Detecting proxy tunnel traffic is vital for a variety of security use cases including network protection, click fraud prevention and e-commerce. Fraudsters are adept at hiding behind VPNs, proxies and other services to bypass checks and balances, manipulate data and exploit organizations’ advertising weaknesses for financial gain.

But detect proxy tunnel traffic  can also make use of proxies and VPNs for legitimate purposes, such as avoiding geo-blocking by streaming content from different regions or protecting their privacy. Incorporating IP-based VPN and proxy detection in a security platform or technology at the front-end of your online business protects against these activities without preventing all legitimate use.

Malicious IP Reporting

Some detection tools use reverse DNS lookups to determine if an IP address is associated with a proxy server. Others examine a user’s behavior and may check for anomalies like slow web page loads or navigating multiple accounts from the same device. In addition, some systems can detect the presence of a tunnel by comparing the traffic path for TCP port 80 TCP packets to the traffic path for ICMP ping packets; the latter tend to show more intermediary hops than the former.

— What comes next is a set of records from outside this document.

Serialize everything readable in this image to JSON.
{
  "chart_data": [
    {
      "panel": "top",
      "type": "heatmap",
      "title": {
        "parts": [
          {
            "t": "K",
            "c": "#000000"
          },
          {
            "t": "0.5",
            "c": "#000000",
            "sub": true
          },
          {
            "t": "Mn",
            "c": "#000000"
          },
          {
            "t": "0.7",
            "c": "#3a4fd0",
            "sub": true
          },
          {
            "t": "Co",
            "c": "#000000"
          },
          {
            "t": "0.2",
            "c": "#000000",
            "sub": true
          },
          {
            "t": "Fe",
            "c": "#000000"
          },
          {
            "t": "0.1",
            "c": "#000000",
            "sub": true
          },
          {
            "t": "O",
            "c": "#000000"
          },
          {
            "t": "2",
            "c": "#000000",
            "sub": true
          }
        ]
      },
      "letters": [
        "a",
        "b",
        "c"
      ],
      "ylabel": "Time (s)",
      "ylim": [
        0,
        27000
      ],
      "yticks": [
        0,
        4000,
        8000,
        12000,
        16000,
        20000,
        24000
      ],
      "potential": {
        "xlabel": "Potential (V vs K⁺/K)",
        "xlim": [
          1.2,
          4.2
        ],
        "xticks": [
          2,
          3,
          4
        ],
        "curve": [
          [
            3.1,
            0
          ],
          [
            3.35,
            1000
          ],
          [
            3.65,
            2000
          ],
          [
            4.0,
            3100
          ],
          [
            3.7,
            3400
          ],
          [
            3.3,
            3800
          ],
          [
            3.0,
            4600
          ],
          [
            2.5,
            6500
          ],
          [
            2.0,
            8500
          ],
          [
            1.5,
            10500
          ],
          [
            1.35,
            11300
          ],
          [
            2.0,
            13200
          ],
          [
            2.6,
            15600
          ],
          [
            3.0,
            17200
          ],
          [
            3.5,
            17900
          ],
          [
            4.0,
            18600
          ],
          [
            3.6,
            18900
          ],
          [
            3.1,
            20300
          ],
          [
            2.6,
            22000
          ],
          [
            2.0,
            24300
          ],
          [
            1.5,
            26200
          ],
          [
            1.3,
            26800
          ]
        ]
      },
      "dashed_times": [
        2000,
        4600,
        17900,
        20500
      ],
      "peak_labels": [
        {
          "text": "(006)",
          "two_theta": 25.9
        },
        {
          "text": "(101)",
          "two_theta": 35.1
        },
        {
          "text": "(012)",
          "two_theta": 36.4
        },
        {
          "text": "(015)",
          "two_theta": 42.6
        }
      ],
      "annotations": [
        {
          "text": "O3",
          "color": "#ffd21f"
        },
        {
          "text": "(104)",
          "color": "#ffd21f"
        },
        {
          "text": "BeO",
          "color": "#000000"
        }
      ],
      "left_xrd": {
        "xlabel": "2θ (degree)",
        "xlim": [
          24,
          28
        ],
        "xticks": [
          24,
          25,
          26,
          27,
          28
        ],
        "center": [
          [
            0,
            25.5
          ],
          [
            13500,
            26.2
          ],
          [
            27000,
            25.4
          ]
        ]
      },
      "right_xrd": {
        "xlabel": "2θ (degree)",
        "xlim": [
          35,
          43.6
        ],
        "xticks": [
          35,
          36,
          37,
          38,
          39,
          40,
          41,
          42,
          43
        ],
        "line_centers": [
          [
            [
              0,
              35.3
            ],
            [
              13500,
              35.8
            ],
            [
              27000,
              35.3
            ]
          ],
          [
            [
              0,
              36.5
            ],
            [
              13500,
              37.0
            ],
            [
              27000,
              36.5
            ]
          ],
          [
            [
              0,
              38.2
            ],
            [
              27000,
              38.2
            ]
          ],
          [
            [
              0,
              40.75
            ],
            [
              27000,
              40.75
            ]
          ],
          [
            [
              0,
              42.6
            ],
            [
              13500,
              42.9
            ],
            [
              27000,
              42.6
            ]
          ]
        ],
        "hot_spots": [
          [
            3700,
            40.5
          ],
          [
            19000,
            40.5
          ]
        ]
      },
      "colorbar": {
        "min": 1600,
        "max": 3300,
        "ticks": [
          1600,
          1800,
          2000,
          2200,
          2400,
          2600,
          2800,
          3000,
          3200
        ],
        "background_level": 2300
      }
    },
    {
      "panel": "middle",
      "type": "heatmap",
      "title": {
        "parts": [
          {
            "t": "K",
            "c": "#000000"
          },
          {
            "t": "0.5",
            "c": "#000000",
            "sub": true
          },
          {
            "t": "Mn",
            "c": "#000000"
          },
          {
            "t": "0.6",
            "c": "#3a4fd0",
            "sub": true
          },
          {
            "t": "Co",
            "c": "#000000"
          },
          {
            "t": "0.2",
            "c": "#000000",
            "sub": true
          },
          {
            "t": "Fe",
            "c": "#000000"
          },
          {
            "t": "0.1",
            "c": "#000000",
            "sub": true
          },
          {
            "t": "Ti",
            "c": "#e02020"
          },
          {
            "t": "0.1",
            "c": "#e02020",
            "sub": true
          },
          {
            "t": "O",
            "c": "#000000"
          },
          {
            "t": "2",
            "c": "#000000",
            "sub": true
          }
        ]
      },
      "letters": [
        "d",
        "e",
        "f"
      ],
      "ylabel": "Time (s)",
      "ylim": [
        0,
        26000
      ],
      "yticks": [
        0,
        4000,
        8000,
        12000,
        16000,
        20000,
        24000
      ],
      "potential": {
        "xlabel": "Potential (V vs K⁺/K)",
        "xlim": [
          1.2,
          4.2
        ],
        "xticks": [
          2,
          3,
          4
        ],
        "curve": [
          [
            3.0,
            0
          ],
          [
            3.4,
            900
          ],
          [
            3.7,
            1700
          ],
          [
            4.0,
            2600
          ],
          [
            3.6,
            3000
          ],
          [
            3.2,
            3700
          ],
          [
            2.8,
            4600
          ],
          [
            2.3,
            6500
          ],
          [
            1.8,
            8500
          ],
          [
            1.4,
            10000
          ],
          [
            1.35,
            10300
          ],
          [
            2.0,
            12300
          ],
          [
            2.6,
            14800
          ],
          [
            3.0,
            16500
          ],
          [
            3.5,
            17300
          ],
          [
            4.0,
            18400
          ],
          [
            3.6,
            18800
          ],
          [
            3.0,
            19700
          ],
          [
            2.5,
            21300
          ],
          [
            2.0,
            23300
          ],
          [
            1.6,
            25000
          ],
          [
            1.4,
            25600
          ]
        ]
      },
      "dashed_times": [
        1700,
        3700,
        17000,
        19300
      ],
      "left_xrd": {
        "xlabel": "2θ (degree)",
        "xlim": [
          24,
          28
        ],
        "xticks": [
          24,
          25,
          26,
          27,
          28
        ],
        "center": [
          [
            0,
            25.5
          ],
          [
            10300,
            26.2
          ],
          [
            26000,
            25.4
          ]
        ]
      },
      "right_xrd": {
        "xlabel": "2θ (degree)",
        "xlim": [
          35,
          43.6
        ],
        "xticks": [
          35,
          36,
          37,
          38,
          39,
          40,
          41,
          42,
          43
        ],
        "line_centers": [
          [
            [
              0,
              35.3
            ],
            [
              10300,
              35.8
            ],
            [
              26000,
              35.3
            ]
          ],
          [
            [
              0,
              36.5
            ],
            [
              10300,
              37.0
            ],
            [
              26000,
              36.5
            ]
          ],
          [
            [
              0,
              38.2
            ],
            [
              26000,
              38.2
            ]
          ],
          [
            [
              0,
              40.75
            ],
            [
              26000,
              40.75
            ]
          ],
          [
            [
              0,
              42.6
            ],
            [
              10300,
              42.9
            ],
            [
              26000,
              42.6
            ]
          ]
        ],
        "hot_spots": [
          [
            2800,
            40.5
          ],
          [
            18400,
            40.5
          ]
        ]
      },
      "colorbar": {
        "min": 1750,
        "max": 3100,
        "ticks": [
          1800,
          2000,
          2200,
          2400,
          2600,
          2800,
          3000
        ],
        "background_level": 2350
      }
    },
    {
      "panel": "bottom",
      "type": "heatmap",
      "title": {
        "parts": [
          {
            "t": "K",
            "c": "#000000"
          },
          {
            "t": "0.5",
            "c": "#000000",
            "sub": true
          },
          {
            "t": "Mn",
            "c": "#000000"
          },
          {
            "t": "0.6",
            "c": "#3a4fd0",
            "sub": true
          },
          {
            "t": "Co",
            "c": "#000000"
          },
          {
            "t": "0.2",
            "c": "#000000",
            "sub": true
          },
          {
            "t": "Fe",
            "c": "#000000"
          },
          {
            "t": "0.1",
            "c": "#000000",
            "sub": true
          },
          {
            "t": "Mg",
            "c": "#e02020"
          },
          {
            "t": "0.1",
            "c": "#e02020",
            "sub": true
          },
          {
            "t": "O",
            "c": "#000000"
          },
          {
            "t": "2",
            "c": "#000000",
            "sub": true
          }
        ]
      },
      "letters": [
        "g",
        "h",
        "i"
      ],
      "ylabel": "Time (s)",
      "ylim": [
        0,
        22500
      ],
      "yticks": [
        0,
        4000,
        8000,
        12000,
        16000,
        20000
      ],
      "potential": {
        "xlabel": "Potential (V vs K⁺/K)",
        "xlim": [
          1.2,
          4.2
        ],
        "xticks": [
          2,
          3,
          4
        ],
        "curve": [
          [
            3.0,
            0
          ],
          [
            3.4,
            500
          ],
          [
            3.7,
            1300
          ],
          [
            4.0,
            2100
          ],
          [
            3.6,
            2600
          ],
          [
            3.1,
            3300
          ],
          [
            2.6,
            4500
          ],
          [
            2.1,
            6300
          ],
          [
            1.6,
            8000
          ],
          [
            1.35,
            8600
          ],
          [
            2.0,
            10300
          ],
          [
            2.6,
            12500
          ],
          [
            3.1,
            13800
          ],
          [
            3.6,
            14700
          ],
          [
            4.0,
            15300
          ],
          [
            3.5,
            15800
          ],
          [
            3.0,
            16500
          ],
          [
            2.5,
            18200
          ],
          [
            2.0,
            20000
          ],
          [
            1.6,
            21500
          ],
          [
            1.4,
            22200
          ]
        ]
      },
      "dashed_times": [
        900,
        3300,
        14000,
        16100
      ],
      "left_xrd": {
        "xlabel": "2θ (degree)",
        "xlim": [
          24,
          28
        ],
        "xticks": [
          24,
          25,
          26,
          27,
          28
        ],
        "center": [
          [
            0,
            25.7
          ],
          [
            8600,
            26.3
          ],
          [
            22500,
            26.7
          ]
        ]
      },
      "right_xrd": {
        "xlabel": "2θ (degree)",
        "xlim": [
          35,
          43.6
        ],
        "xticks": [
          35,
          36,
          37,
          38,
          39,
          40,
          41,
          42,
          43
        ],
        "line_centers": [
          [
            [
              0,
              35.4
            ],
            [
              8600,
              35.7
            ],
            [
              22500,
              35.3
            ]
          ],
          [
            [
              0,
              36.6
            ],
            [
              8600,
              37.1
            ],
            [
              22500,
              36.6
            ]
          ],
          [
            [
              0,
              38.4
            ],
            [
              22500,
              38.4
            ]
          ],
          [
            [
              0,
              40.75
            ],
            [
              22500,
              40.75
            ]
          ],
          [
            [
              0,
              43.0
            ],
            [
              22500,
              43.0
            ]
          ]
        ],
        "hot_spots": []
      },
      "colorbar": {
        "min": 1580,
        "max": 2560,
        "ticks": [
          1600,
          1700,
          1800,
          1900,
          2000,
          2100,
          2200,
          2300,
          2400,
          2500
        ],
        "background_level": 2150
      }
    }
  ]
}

Some systems are also able to identify the type of proxy or VPN being used by using connection features and other data points like CAPTCHA challenges (where some bots have trouble completing), traffic patterns, speed differences and other indicators. And by incorporating machine learning, some systems can adapt to evolving evasion techniques such as IP rotation, user-agent spoofing, residential proxies and other masking services.